北宋名臣毕士安,颇有声望。任宰相时,他有个女婿皇甫泌仗着岳父的权威为非作歹,横行乡里,毕士安为此非常气愤,曾多次对其劝诫管束,但皇甫泌依旧我行我素,不思悔改。毕士安准备将这种情况奏给皇上,请皇上下旨惩治他。就在毕士安刚刚说出“臣婿皇甫泌”五个字时,边境传来紧急军情,此事遂无法再提。过了几天,毕士安又提起此事,刚刚说出“臣婿皇甫泌”,皇上尿急,打断他的话,说:“卿屡次提起你女婿,朕知道了。

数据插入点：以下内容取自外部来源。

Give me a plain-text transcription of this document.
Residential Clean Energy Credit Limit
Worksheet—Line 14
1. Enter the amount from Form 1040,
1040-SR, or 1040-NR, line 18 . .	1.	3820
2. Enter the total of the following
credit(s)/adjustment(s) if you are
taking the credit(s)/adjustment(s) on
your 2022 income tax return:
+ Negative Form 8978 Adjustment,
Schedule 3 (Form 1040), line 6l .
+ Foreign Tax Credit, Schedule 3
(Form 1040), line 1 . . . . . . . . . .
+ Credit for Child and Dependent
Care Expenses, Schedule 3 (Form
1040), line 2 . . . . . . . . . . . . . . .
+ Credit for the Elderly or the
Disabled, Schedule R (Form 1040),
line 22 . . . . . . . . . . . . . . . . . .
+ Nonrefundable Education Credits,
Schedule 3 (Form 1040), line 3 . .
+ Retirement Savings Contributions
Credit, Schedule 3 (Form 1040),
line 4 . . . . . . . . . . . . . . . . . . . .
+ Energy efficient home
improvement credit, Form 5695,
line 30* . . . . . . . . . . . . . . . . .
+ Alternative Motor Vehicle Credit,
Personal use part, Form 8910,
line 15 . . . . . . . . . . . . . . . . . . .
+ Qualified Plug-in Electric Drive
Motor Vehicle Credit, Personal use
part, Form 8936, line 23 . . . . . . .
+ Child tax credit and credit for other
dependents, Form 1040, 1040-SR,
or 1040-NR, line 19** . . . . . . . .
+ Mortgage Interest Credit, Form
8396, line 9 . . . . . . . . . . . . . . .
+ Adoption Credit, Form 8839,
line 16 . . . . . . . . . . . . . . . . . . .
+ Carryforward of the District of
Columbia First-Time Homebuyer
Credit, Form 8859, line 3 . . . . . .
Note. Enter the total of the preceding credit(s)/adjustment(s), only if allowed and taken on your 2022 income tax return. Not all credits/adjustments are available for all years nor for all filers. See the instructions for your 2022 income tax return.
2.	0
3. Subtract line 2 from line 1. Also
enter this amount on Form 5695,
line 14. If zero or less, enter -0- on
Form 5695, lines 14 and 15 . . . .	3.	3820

”不一会儿,内臣传来皇上圣旨:皇甫泌官升数级!
南宋程覃治理京都,政绩颇佳,只是识字不多。曾经有个人呈上一份申请书,请求发给他营业执照,从事造桥行业。程覃在申请书上大书“昭执”二字。这个人一看写错了,便告诉他:“应该是‘照执’,您少写了四点。”程覃欣然提笔,在“执”下边又添了四点,成了“昭热”
。当时学校里的学生,将此事哄传,成为一时笑谈。